Chinglish was first staged in on Broadway in 2011, and is set in Guiyang (pop four million). Daniel Cavanaugh, an American who heads a firm of Ohio sign-makers, wants to secure a deal with a local cultural centre, whose public signage has been rendered ridiculous by gross mistranslations into English: “Deformed Man’s Restroom” instead of Disabled Toilet. Employing the services of Peter, an English consultant who is fluent in the local variety of Mandarin, Daniel makes his pitch. But Cai, the culture minister, and Xi Yan, his deputy, have other ideas, and Daniel is soon drawn into a labyrinthine situation which resembles a hall of mirrors.

Unable to speak a word of Mandarin, Daniel depends entirely on Peter, and then on Xi Yan, to whom he is sexually attracted. In a wonderfully comic early scene, which features a young Chinese translator unsure of her English as well as Peter, whose Mandarin is quite good, the joke is all about the humorous confusion that multiple translations can engender (subtitles help the audience follow the local language). As Peter says, “The first rule of doing business in China is also the last — always bring your own translator.”

By the end of this comedy of international manners, Daniel has learnt something of the serpentine complexity of doing business in a culture he doesn’t understand, while we find out that he is not what he seems. And that Peter is not what he seems either. And that Xi Yan is not what she seems. And nor is the local judge. A hall of mirrors indeed. Most of the laughter comes from the almost facial reversals of fortune in what is a beautifully constructed piece of drama. Hwang’s plotting is impressively clever — every scene is a game of appearance and reality.

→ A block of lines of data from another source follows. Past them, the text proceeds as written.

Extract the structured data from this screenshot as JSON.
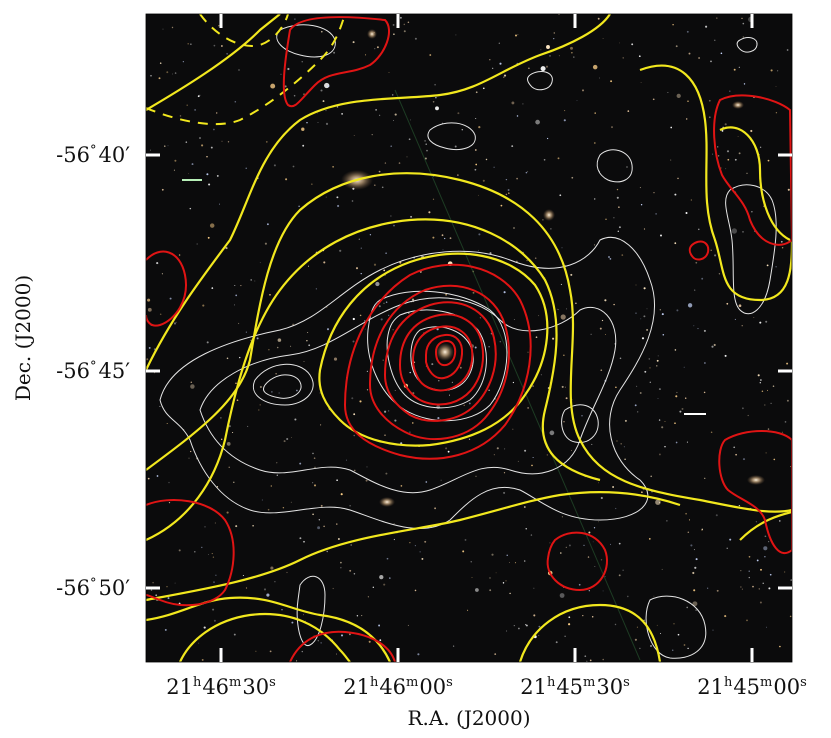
{
  "figure": {
    "x_axis_label": "R.A. (J2000)",
    "y_axis_label": "Dec. (J2000)",
    "ra_ticks": [
      {
        "h": "21",
        "m": "46",
        "s": "30"
      },
      {
        "h": "21",
        "m": "46",
        "s": "00"
      },
      {
        "h": "21",
        "m": "45",
        "s": "30"
      },
      {
        "h": "21",
        "m": "45",
        "s": "00"
      }
    ],
    "dec_ticks": [
      {
        "deg": "-56",
        "min": "40"
      },
      {
        "deg": "-56",
        "min": "45"
      },
      {
        "deg": "-56",
        "min": "50"
      }
    ],
    "ra_units": {
      "h": "h",
      "m": "m",
      "s": "s"
    },
    "dec_units": {
      "deg": "°",
      "min": "′"
    },
    "colors": {
      "sky_background": "#0b0b0c",
      "contour_yellow": "#f2e81e",
      "contour_red": "#e01414",
      "contour_white": "#e6e6e6",
      "ticks": "#ffffff"
    }
  }
}
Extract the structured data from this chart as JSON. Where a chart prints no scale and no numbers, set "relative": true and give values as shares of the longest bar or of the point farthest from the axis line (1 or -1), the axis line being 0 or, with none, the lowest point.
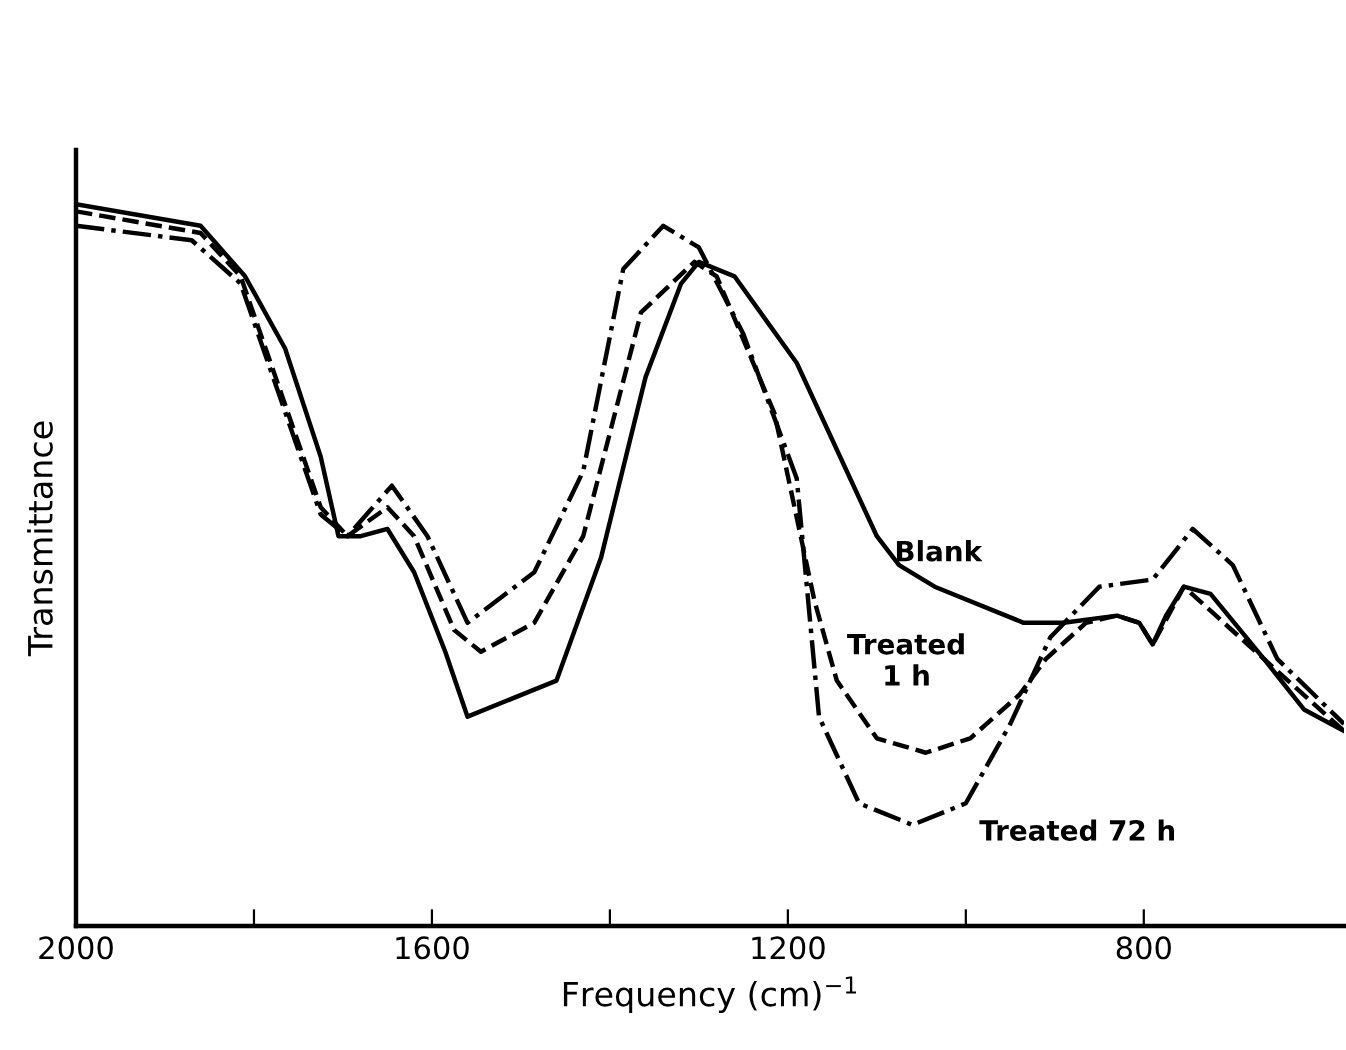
{
  "chart_data": {
    "type": "line",
    "relative": true,
    "xlabel": "Frequency (cm)$^{−1}$",
    "ylabel": "Transmittance",
    "xlim": [
      2000,
      575
    ],
    "xticks": [
      2000,
      {
        "value": 1800,
        "label": null
      },
      1600,
      {
        "value": 1400,
        "label": null
      },
      1200,
      {
        "value": 1000,
        "label": null
      },
      800
    ],
    "grid": false,
    "legend": false,
    "series": [
      {
        "name": "Blank",
        "color": "#000000",
        "line_style": "solid",
        "x": [
          2000,
          1860,
          1810,
          1765,
          1725,
          1705,
          1680,
          1650,
          1620,
          1585,
          1560,
          1460,
          1410,
          1360,
          1320,
          1300,
          1260,
          1190,
          1100,
          1075,
          1035,
          935,
          890,
          830,
          805,
          790,
          775,
          755,
          725,
          665,
          620,
          575
        ],
        "values": [
          1.0,
          0.97,
          0.9,
          0.8,
          0.65,
          0.54,
          0.54,
          0.55,
          0.49,
          0.38,
          0.29,
          0.34,
          0.51,
          0.76,
          0.89,
          0.92,
          0.9,
          0.78,
          0.54,
          0.5,
          0.47,
          0.42,
          0.42,
          0.43,
          0.42,
          0.39,
          0.43,
          0.47,
          0.46,
          0.37,
          0.3,
          0.27
        ]
      },
      {
        "name": "Treated\n1 h",
        "color": "#000000",
        "line_style": "dashed",
        "x": [
          2000,
          1860,
          1815,
          1725,
          1695,
          1650,
          1620,
          1575,
          1545,
          1485,
          1430,
          1365,
          1305,
          1280,
          1215,
          1170,
          1145,
          1100,
          1045,
          995,
          940,
          910,
          865,
          830,
          805,
          790,
          755,
          665,
          575
        ],
        "values": [
          0.99,
          0.96,
          0.9,
          0.58,
          0.54,
          0.58,
          0.54,
          0.41,
          0.38,
          0.42,
          0.54,
          0.85,
          0.92,
          0.9,
          0.71,
          0.45,
          0.34,
          0.26,
          0.24,
          0.26,
          0.32,
          0.37,
          0.42,
          0.43,
          0.42,
          0.39,
          0.47,
          0.37,
          0.27
        ]
      },
      {
        "name": "Treated 72 h",
        "color": "#000000",
        "line_style": "dashdot",
        "x": [
          2000,
          1870,
          1815,
          1725,
          1695,
          1645,
          1605,
          1560,
          1485,
          1430,
          1385,
          1340,
          1300,
          1250,
          1190,
          1165,
          1120,
          1060,
          1000,
          950,
          905,
          850,
          790,
          745,
          700,
          650,
          575
        ],
        "values": [
          0.97,
          0.95,
          0.89,
          0.57,
          0.54,
          0.61,
          0.54,
          0.42,
          0.49,
          0.63,
          0.91,
          0.97,
          0.94,
          0.82,
          0.62,
          0.29,
          0.17,
          0.14,
          0.17,
          0.28,
          0.4,
          0.47,
          0.48,
          0.55,
          0.5,
          0.37,
          0.28
        ]
      }
    ]
  }
}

But if Chinglish avoids most of the clichés of Western views of China, the play’s cultural misunderstandings are only funny because we see our worldview as the norm. Perhaps inevitably for a Broadway show, it flatters the Anglo-Saxon view that the Chinese system is riddled with corruption and favours based on personal contacts, with a big dose of nepotism thrown in for good measure. By contrast, American capitalism comes across as bumbling, inefficient and harmless, a system run by good and trustworthy people. In fairness to Hwang, it has to be said that no one comes out well from this. And at least the Chinese characters get the last laugh.

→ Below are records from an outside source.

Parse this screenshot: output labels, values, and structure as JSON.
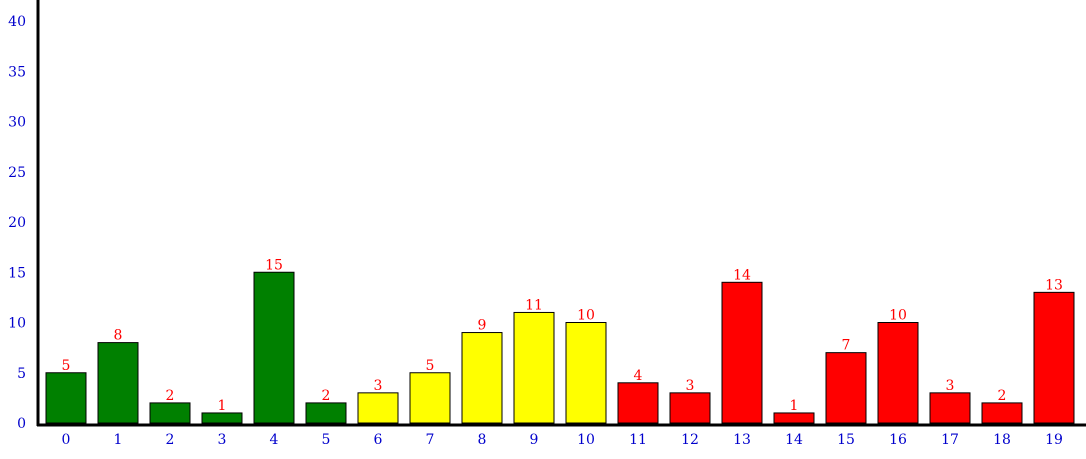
{
  "chart_data": {
    "type": "bar",
    "title": "",
    "xlabel": "",
    "ylabel": "",
    "categories": [
      "0",
      "1",
      "2",
      "3",
      "4",
      "5",
      "6",
      "7",
      "8",
      "9",
      "10",
      "11",
      "12",
      "13",
      "14",
      "15",
      "16",
      "17",
      "18",
      "19"
    ],
    "values": [
      5,
      8,
      2,
      1,
      15,
      2,
      3,
      5,
      9,
      11,
      10,
      4,
      3,
      14,
      1,
      7,
      10,
      3,
      2,
      13
    ],
    "bar_colors": [
      "#008000",
      "#008000",
      "#008000",
      "#008000",
      "#008000",
      "#008000",
      "#ffff00",
      "#ffff00",
      "#ffff00",
      "#ffff00",
      "#ffff00",
      "#ff0000",
      "#ff0000",
      "#ff0000",
      "#ff0000",
      "#ff0000",
      "#ff0000",
      "#ff0000",
      "#ff0000",
      "#ff0000"
    ],
    "ylim": [
      0,
      40
    ],
    "yticks": [
      0,
      5,
      10,
      15,
      20,
      25,
      30,
      35,
      40
    ],
    "grid": false,
    "legend": "none",
    "colors": {
      "tick_label": "#0000cc",
      "data_label": "#ff0000",
      "axis": "#000000",
      "bar_outline": "#000000"
    }
  }
}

Andrew Keates’s production is intelligent and high-spirited in a marvelously controlled way. Designer Tim McQuillen-Wright’s versatile set uses a bank of wooden lockers that open and close to reveal or conceal each new setting — office, restaurant, office, hotel room, office, bar, office, court — as if they were a physical symbol of Chinese life. With its fast pace, and high entertainment value, this is quite a joyful evening carried by its ace cast. Gyuri Sarossy’s naive and gauche Daniel contrasts with Duncan Harte’s wily and experienced Peter, while Candy Ma (Xi Yan) and Lobo Chan (Cai) are also both excellent. Amid a whelter of wisecracks about everything from Beijing Opera to the Enron scandal, the cultural misunderstandings — especially about love and adultery — are sharply portrayed, and provide laugh after laugh. If this play makes you aware of your ignorance about China, that’s surely good.